Treatment and Management of OCD

Effective treatments for OCD are available and can significantly reduce or eliminate symptoms. The primary treatment for OCD is cognitive-behavioral therapy (CBT), a type of psychotherapy that focuses on identifying and changing negative patterns of thought and behavior.

Medications, particularly selective serotonin reuptake inhibitors (SSRIs), are also commonly used to treat OCD. These drugs increase serotonin levels, a neurotransmitter that regulates mood and behavior, in the brain. In addition to therapy and medication, self-help strategies such as stress management, relaxation techniques, and mindfulness can also help manage OCD symptoms.

Deep Transcranial Magnetic Stimulation (Deep TMS™) is a noninvasive treatment that uses magnetic fields to stimulate nerve cells in the brain. It has been FDA-cleared as a treatment for OCD, alongside cognitive-behavioral therapy and medications such as selective serotonin reuptake inhibitors (SSRIs). Deep TMS is particularly effective for individuals who have not responded to traditional treatment methods, or who cannot tolerate the side effects of medications.


One of the most notable benefits of Deep TMS is its clinically-backed safety and efficacy, with few reported side effects, as it is noninvasive procedure, no anesthesia is required and it doesn’t have the same side effects as medication. Some small, temporary discomfort on the scalp might be experienced where the magnetic coil is held.

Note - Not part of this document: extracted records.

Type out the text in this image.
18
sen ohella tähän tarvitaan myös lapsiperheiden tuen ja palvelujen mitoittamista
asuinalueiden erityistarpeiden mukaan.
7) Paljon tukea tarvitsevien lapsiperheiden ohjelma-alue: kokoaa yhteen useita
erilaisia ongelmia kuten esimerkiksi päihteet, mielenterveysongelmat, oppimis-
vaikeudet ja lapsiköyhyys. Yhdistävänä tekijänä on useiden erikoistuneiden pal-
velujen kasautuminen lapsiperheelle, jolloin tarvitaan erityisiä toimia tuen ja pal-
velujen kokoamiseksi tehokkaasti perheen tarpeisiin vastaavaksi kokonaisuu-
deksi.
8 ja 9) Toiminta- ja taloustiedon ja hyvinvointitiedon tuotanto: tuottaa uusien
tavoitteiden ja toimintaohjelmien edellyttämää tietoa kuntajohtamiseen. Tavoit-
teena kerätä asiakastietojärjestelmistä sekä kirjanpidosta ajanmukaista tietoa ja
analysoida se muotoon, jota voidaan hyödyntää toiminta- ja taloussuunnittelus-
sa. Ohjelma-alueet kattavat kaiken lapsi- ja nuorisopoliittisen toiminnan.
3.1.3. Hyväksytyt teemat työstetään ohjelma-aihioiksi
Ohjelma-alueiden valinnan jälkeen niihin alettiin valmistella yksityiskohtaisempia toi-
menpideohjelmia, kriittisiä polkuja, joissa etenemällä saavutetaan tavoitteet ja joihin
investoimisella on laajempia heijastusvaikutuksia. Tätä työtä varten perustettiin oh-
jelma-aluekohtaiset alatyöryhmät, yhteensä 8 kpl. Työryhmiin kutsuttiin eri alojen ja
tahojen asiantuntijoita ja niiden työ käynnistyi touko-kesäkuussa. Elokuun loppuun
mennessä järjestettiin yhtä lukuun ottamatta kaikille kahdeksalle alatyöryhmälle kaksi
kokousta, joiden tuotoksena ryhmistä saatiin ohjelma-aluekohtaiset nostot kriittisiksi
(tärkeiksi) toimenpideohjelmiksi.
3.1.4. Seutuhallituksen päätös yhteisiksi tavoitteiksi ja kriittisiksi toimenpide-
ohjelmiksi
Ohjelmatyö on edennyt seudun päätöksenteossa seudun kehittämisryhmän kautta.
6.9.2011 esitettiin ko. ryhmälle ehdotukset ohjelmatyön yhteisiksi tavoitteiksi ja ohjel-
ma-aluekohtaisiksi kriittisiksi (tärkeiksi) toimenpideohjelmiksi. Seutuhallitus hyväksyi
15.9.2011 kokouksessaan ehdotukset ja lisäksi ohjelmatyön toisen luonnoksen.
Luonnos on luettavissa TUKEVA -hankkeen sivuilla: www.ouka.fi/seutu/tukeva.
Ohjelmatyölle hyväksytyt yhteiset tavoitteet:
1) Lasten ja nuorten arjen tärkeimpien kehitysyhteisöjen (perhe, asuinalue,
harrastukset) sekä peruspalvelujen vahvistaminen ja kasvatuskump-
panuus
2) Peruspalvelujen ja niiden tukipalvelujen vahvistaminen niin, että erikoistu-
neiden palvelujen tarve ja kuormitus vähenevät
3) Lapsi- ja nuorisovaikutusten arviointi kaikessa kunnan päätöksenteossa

Deep TMS uses a magnetic field to stimulate nerve cells in the brain, specifically targeting the area believed to be involved in OCD symptoms, called the orbitofrontal cortex. This treatment modifies the activity in this area, reducing the symptoms of OCD. Deep TMS is usually given 5 times a week for 4-6 weeks, for around 20 minutes per session.


In conclusion, OCD is a common, chronic mental health condition affecting millions of people. Despite its complexity, research has made considerable progress in understanding its symptoms, causes, and effective treatments. By gaining a deeper understanding of OCD, individuals can work towards developing effective coping mechanisms to manage their symptoms better and improve their overall quality of life.